Representative local field potential recordings. 10-min noninvasive local field potential recordings from the optic tectum of larvae pre-exposed to vehicle (VHC) and pentylenetetrazole (PTZ), VHC only, compound and PTZ, or compound and VHC. Larvae were incubated with 20 µg/mL TMC-120A or TMC-120B for 2 h, conform with the maximum tolerated concentrations and incubation time used in the behavioral assay.
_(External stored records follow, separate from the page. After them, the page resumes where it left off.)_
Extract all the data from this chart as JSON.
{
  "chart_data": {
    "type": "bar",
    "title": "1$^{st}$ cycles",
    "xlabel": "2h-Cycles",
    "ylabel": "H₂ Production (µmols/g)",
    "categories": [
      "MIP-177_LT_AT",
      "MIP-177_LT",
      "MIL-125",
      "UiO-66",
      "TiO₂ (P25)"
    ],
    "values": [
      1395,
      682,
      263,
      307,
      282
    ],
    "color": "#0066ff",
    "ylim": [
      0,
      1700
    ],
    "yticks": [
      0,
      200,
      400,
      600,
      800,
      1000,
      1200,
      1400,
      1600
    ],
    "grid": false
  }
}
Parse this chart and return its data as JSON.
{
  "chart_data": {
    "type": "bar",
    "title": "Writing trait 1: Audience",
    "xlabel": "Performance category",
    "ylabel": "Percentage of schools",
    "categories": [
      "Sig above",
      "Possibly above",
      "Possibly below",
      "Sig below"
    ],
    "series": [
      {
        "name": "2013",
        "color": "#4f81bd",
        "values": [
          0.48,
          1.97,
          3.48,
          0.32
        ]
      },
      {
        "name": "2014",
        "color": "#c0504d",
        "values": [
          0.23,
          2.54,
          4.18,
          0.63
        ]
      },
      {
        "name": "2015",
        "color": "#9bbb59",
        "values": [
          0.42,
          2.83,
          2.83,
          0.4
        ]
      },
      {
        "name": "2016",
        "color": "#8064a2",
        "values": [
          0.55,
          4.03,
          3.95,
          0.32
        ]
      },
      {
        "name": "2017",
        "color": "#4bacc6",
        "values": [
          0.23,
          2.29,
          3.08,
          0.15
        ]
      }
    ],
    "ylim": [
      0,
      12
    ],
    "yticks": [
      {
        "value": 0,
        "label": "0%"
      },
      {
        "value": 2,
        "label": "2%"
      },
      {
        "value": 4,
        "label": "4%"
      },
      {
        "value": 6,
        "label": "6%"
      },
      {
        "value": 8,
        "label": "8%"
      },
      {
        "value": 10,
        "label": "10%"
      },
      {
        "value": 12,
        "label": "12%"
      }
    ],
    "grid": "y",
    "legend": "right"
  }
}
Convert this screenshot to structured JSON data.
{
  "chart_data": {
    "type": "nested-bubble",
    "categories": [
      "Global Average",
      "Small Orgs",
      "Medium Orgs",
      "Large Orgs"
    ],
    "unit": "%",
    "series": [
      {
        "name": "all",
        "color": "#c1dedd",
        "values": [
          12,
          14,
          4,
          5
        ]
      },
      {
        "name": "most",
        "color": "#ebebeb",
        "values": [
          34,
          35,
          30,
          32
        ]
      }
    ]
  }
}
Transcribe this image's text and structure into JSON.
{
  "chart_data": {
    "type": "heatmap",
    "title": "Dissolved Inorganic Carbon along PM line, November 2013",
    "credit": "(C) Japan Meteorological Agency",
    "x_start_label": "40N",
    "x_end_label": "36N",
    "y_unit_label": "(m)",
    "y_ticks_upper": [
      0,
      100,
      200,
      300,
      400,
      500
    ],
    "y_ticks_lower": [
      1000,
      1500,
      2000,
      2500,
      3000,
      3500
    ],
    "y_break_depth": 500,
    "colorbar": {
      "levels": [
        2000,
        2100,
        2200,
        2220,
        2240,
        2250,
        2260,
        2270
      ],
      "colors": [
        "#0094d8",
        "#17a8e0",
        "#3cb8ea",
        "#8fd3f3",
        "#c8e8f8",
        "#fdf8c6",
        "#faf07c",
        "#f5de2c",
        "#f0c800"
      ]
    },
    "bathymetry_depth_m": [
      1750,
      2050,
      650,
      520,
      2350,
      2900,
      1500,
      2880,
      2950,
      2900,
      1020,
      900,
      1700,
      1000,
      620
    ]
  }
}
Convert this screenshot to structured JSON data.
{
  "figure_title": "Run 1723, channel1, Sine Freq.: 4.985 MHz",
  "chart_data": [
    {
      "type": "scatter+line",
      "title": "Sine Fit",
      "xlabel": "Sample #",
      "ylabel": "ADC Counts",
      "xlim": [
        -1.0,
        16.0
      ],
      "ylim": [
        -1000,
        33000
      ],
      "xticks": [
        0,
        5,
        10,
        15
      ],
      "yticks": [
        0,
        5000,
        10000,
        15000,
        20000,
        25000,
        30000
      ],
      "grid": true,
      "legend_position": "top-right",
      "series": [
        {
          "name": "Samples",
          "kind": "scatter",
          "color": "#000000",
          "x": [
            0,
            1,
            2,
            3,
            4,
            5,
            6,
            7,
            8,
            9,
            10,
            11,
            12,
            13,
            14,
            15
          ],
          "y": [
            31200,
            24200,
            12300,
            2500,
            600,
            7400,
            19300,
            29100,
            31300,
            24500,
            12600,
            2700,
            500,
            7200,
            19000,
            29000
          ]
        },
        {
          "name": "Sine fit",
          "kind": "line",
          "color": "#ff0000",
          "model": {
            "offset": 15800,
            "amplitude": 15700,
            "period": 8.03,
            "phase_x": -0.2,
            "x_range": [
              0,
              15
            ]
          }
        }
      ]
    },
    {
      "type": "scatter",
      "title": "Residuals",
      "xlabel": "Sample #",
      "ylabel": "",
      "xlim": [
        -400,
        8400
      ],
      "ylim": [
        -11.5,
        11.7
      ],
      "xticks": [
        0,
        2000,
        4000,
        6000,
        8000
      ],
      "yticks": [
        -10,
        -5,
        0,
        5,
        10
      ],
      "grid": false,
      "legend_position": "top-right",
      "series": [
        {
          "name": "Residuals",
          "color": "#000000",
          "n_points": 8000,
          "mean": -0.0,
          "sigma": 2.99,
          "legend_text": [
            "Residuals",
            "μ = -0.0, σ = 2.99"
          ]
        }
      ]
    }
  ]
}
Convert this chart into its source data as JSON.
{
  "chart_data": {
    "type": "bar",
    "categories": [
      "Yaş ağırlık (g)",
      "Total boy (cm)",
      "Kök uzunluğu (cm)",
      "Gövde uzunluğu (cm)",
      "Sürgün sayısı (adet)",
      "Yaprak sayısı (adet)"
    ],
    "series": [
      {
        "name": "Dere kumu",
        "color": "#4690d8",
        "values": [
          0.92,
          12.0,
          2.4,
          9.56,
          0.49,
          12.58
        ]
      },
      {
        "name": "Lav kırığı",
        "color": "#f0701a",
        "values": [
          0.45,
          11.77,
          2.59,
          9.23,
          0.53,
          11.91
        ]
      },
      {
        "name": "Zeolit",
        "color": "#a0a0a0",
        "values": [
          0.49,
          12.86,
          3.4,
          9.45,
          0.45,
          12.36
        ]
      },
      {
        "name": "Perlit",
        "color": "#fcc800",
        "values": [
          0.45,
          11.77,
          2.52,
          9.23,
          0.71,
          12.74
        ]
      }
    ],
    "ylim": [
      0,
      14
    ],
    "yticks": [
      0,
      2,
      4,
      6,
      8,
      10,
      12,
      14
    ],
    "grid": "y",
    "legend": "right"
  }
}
Antiseizure activity analysis of TMC-120A and TMC-120B in the mouse 6-Hz (44 mA) psychomotor seizure model. Drug-resistant psychomotor seizures were induced by electrical stimulation through the cornea, 30 min after i.p. injection of vehicle (VHC, n = 20), positive control valproate (n = 12), TMC-120A (n = 4–8) or TMC-120B (n = 5–6). Mean seizure durations (±SD) are depicted. Statistical analysis: one-way ANOVA with Dunnett’s multiple comparison test (GraphPad Prism 5, San Diego, CA, USA). Significance levels: * p ≤ 0.05; ** p ≤ 0.01; *** p ≤ 0.001.